It’s well known that England’s Alfred Shaw bowled the first ever delivery in Test cricket to Australia’s Charles Bannerman at the Melbourne Cricket Ground (MCG) on 15 March 1877. But contrary to popular belief, it wasn’t the first international match that was played. In fact, the first international cricket match was played between two countries who you wouldn’t usually associate the sport with: United States of America (USA) and Canada.
The two neighbouring North American countries faced off in Manhattan, New York between September 24 and 26 in 1844. The visitors won the game, with USA failing to chase down a target of 82 in the fourth innings. In those days, chasing such a target wasn’t as easy as it is in modern times and the hosts were bundled out for 58.

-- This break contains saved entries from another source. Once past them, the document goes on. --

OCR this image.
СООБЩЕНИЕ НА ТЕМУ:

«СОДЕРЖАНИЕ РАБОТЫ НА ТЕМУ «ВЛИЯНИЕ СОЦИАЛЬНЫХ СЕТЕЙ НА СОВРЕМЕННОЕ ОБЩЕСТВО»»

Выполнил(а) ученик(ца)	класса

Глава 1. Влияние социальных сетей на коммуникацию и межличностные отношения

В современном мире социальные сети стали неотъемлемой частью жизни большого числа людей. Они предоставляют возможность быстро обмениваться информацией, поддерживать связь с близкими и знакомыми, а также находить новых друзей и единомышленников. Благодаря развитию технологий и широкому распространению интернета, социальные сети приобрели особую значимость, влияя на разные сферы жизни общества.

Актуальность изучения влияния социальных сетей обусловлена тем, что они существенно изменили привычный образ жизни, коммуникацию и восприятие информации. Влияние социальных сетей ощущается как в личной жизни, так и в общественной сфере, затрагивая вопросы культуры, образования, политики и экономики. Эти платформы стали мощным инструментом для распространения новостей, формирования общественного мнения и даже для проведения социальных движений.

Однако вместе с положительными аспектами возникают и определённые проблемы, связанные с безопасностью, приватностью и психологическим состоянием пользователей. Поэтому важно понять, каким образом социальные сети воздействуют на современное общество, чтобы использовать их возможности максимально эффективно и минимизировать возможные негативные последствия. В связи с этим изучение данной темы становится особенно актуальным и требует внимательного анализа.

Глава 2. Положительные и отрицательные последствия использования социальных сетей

With baseball, another bat-and-ball game, gaining huge popularity in the United States in the years that ensued, cricket fell way behind. While there was Philadelphia where cricket was still relevant, the sport lost its standing in most parts. It’s been 175 years since USA played their first international match, but there have hardly been any memorable moments at the top level since.
On the other hand, Canada have had their moments in the sport. They’ve played in four World Cups, participating in three successive editions between 2003 and ‘11. They also held temporary ODI status between 2006 and ‘14. In the late 1990s, Canada had hosted three big ODI series, involving arch-rivals India and Pakistan in Toronto. The Friendship Cup, as this series was called, was held between 1996 and ’98 and helped popularise the sport in the country, especially among the sizeable South Asian community living there.
Coming back to cricket in the USA, the Philadelphian cricket team were the most popular side towards the end of the 19th century. They possessed Bart King, a fine bowler who is considered by most as the greatest cricketer in US history. In 65 first-class matches, he took 415 wickets at an average of 15.7, making an impression in England on three separate tours during his career.
USA’s biggest cricketing moment in recent years came when they qualified for the 2004 ICC Champions Trophy. They got to the tournament after an incredibly close ICC Six Nations Challenge where five teams were level on points, with USA finishing top based on their superior net run-rate.
This was a big moment as they would make their ODI debut at long last. They were grouped with New Zealand and then world champions Australia, and caused little trouble to either team. While they were handed a 210-run hammering by the Kiwis, they were bowled out for just 65 before losing by 10 wickets against the Aussies. But the performances were not the most important aspect here. It was the fact that the United States had finally made their arrival on the global cricketing stage, 160 years after their international match against Canada.
Since the turn of the 20th century, the game has been hampered in the country by administrational issues. The United States of America Cricket Association (USACA), which governed the sport for decades, was expelled by the International Cricket Council (ICC) in 2017. USA Cricket was formed shortly after and took charge as the country’s governing body for the sport.
With the ICC granting T20I status to all its members, the United States played their first T20Is during a tour to the United Arab Emirates earlier this year. While the first game ended in a draw, the hosts would win the second encounter by 24 runs.
In recent years, cricket authorities have also attempted to propel the popularity of the sport in the States by hosting international matches as well as Caribbean Premier League (CPL) games in Lauderhill, Florida. In total, nine T20Is have been held in Lauderhill so far, starting with an encounter between Sri Lanka and New Zealand in 2010.
It’s also the venue for the first two T20Is in the ongoing series between the West Indies and India. This isn’t the first time the two teams have faced each other at this venue. In 2016, they had played in an epic T20I, which produced 489 runs before the Windies clinched a one-run victory.
In 2015, another attempt to popularise the sport in the US saw the light of day with Cricket All-Stars, an exhibition T20 tournament featuring retired superstars. Two teams, led by cricketing icons Sachin Tendulkar and Shane Warne, faced off in three matches – all of which were held at baseball stadiums.
It’s not going to be an easy task to break into a sporting market that is dominated by baseball, basketball and American football, but international matches will surely help in keeping South Asian cricket fanatics interested in the game for now. In the long term, a marquee T20 league is likely to be the way to go as cricket aims to make its mark in the United States.